Jika Ganjar-Erick Capres - Cawapres. Bocoran Hasnaeni Benar

Oleh Muslim Arbi - Direktur Gerakan Perubahan JIKA akhirnya: PDIP - PPP - PAN deklarasikan Ganjar Pranowo - Erick Thohir sebagai Capres - Cawapres 2024, maka bocoran Hasnaeni si Wanita Emas itu hampir mendekat kebenaran.  Beberapa waktu lalu: publik dihebokan oleh pengakuan Hasnaeni soal perbincangannya dengan Ketua KPU Hasyim Asyari bahwa Ganjar - Erick adalah pasangan yang disetting oligarki. Ini dibocorkan oleh Hasnaeni yang kelak akan menjadi keputusan KPU. Kalau mencermati strategi PDIP dengan mengumumkan Ganjar Pranowo sebagai Capresnya lalu alotnya  perebutan posisi Cawapres antara Sandiaga Uno atau Erick Thohir, maka skenarionya pas. Apalagi peta dukungan Erick Thohir oleh Dekan Fisip Universitas Hasanuddin (Unhas) punya kans besar sebagai Cawapres Ganjar.  Melihat getolnya Jokowi sebagai Ketua Timses Ganjar dan menjadikan Istana Negara sebagai Posko Pemenangan Ganjar, tampaknya tidak sulit pasangan Ganjar - Erick ditetapkan sebagai Capres - Cawapres pilihan oligarki.
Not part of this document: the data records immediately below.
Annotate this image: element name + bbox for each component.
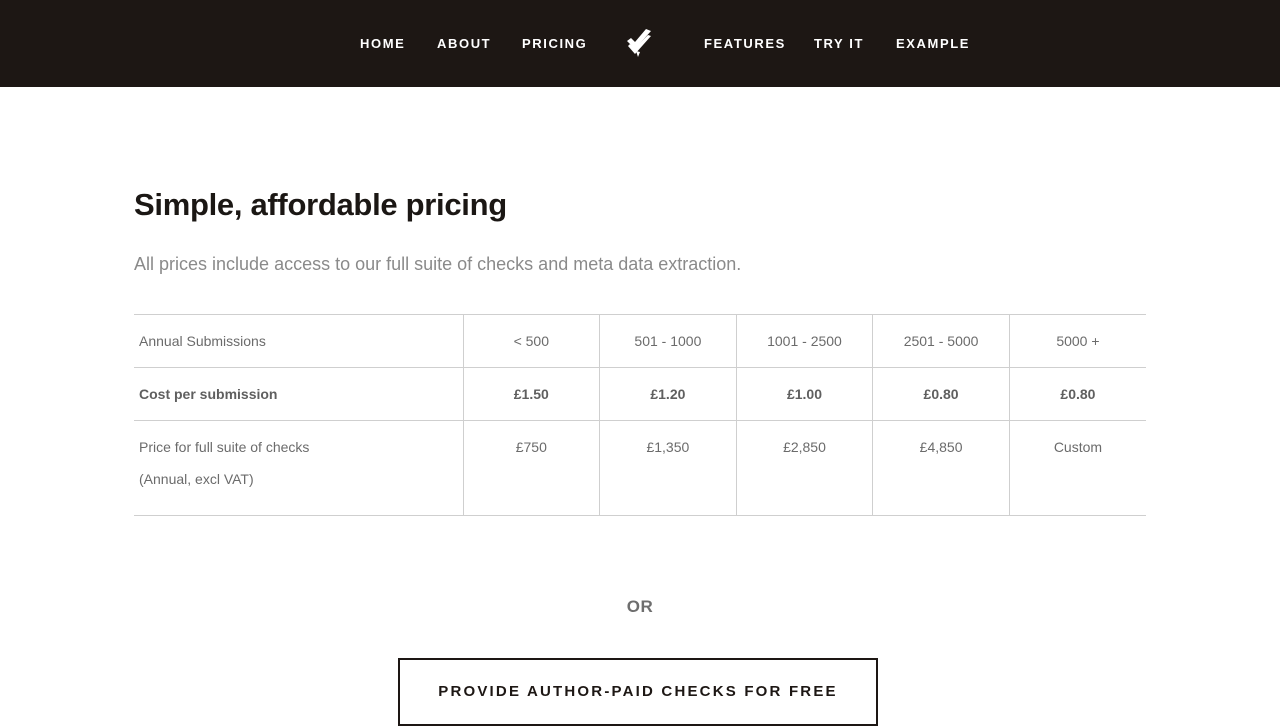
nav-link-home[interactable]: HOME <box>360 34 405 54</box>
nav-link-features[interactable]: FEATURES <box>704 34 786 54</box>
or-divider-text: OR <box>626 597 654 616</box>
page-subtitle: All prices include access to our full su… <box>134 254 742 274</box>
table-cell: 2501 - 5000 <box>872 314 1010 368</box>
row-label: Price for full suite of checks (Annual, … <box>134 420 463 516</box>
table-cell: £1.00 <box>735 367 873 421</box>
row-label: Cost per submission <box>134 367 463 421</box>
nav-link-pricing[interactable]: PRICING <box>522 34 587 54</box>
author-paid-checks-button[interactable]: PROVIDE AUTHOR-PAID CHECKS FOR FREE <box>398 658 878 726</box>
table-cell: £1.50 <box>462 367 600 421</box>
table-cell: £1,350 <box>599 420 737 516</box>
row-label-note: (Annual, excl VAT) <box>139 471 254 487</box>
table-cell: £0.80 <box>1008 367 1146 421</box>
top-navbar: HOME ABOUT PRICING FEATURES TRY IT EXAMP… <box>0 0 1280 87</box>
table-cell: £0.80 <box>872 367 1010 421</box>
nav-link-try-it[interactable]: TRY IT <box>814 34 864 54</box>
table-cell: £750 <box>462 420 600 516</box>
row-label-main: Price for full suite of checks <box>139 439 310 455</box>
table-row-annual-submissions: Annual Submissions < 500 501 - 1000 1001… <box>134 314 1146 368</box>
table-cell: Custom <box>1008 420 1146 516</box>
page-title: Simple, affordable pricing <box>134 187 507 222</box>
table-cell: £1.20 <box>599 367 737 421</box>
table-row-cost-per-submission: Cost per submission £1.50 £1.20 £1.00 £0… <box>134 367 1146 421</box>
checkmark-logo-icon[interactable] <box>624 27 654 59</box>
table-cell: £2,850 <box>735 420 873 516</box>
table-cell: < 500 <box>462 314 600 368</box>
table-cell: 501 - 1000 <box>599 314 737 368</box>
table-cell: £4,850 <box>872 420 1010 516</box>
row-label: Annual Submissions <box>134 314 463 368</box>
table-cell: 5000 + <box>1008 314 1146 368</box>
pricing-table: Annual Submissions < 500 501 - 1000 1001… <box>134 314 1146 516</box>
nav-link-about[interactable]: ABOUT <box>437 34 491 54</box>
nav-link-example[interactable]: EXAMPLE <box>896 34 970 54</box>
table-row-full-suite-price: Price for full suite of checks (Annual, … <box>134 420 1146 516</box>
table-cell: 1001 - 2500 <box>735 314 873 368</box>
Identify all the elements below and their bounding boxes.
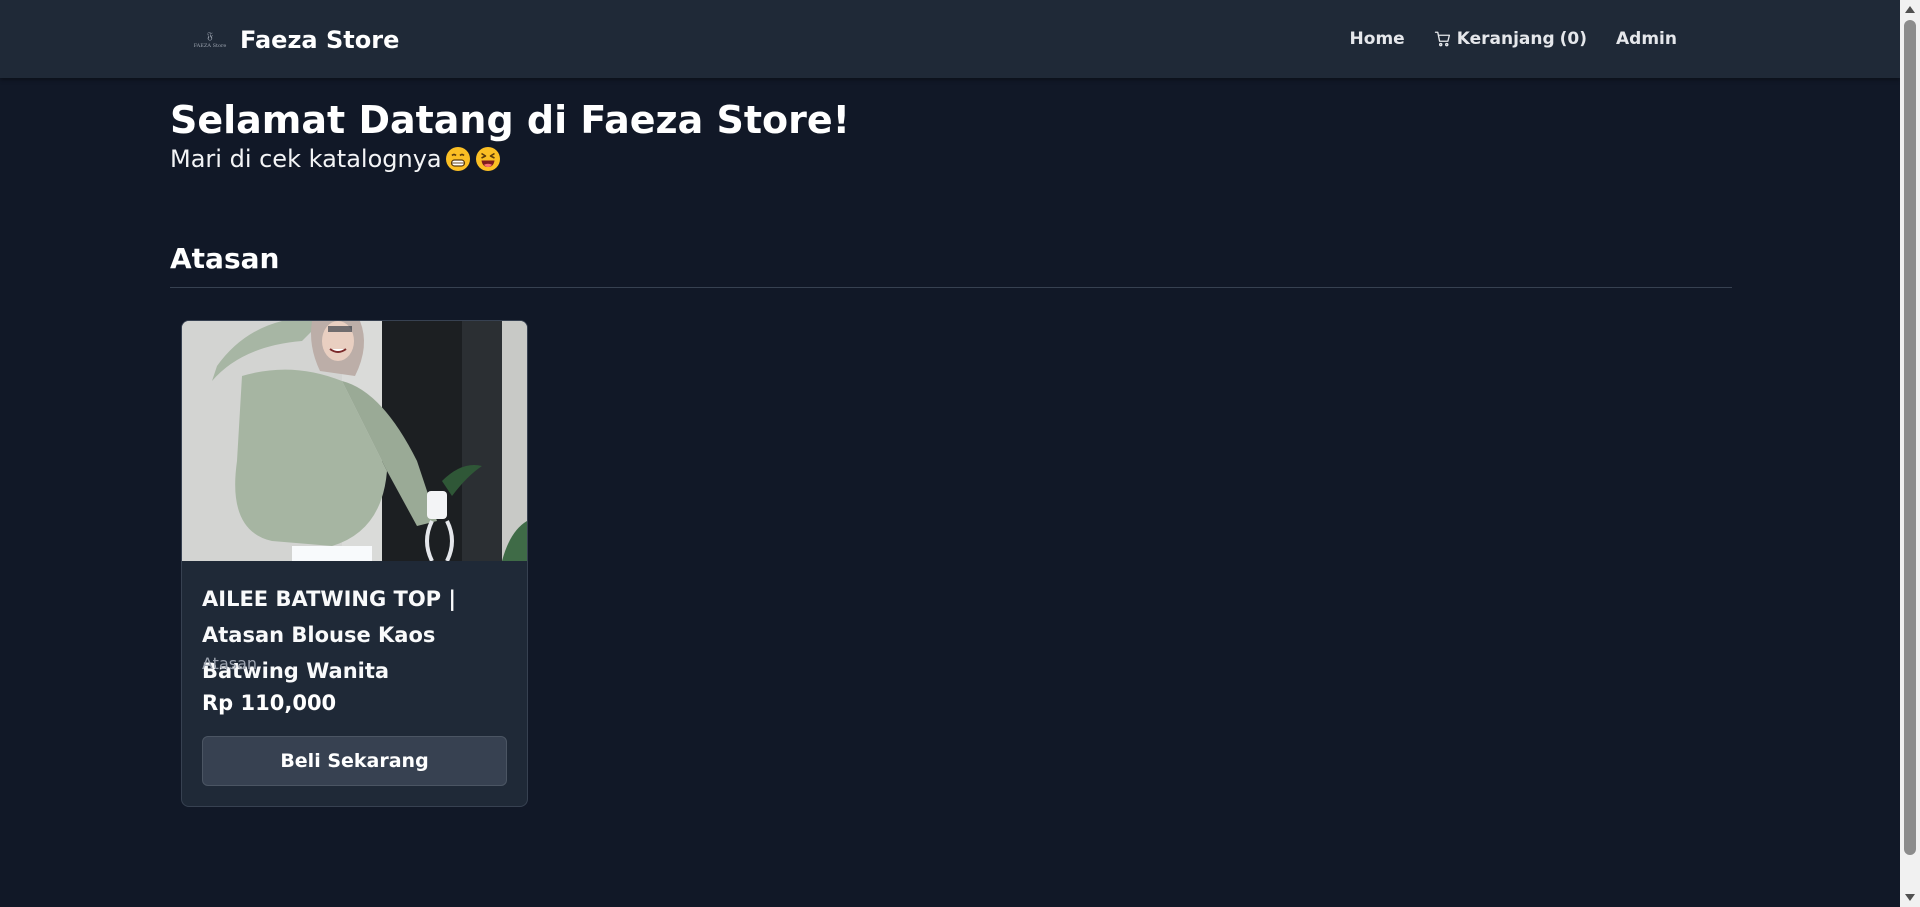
nav-link-cart[interactable]: Keranjang (0)	[1434, 29, 1587, 49]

Jika Jokowi sebagai presiden turun langsung mengepalai Timses Ganjar dan Megawati sebagai Ketua Umum PDIP telah merestui Ganjar, maka kemenangan Ganjar tinggal menunggu Pilpres digelar.  Apalagi Pilpres 2024 adalah pertarungan terakhir bagi Jokowi untuk menentukan apakah ending-nya khusnul khotimah atau suul khotimah.  Demikian juga Megawati akan lengser sebagai Ketua Umum PDIP dengan tenang dan aman atau mantan presiden itu gelisah karena PDIP juga ikut jadi taruhan nasibnya di pileg dan pilpres 2024 nanti.  Bertemunya dua kepentingan: antara  Megawati sebagai Ketum PDIP dan Jokowi sebagai Petugas Partai, Ketua Timses Ganjar, Presiden sebagai kepala negara pasti akan all out.  Apalagi sudah ada bocoran Hasnaeni soal Ganjar - Erick. Dapatkah KPU bekerja sesuai amanat konsitusi dan amanat rakyat?  Sulit dibantah KPU dan Bawaslu dapat bekerja secara profesional jika Jokowi dan Megawati kompak memenangkan Ganjar.  Lalu, pasangan Capres - Cawapres selain Ganjar-Erick apakah bisa diperlakukan secara adil sesuai ketentuan Pemilu?  Saat ini Megawati adalah manusia terkuat: Presiden adalah Petugas Partai, Ketua DPR, Puan Maharani, puterinya. Ini satu kekuatan yang dikatakan powerfull.  Semua terpulang ke rakyat Indonesia, diam ditindas atau melawan. Meski demikian sejarah terkadang berbicara dengan alurnya sendiri.  Sebagaimana Pak Harto, di saat kuat-kuatnya sebagai manusia terkuat di Asia menurut media, toh akhirnya tidak dapat menahan kekuatan rakyat.  Jakarta: 29 April 2023.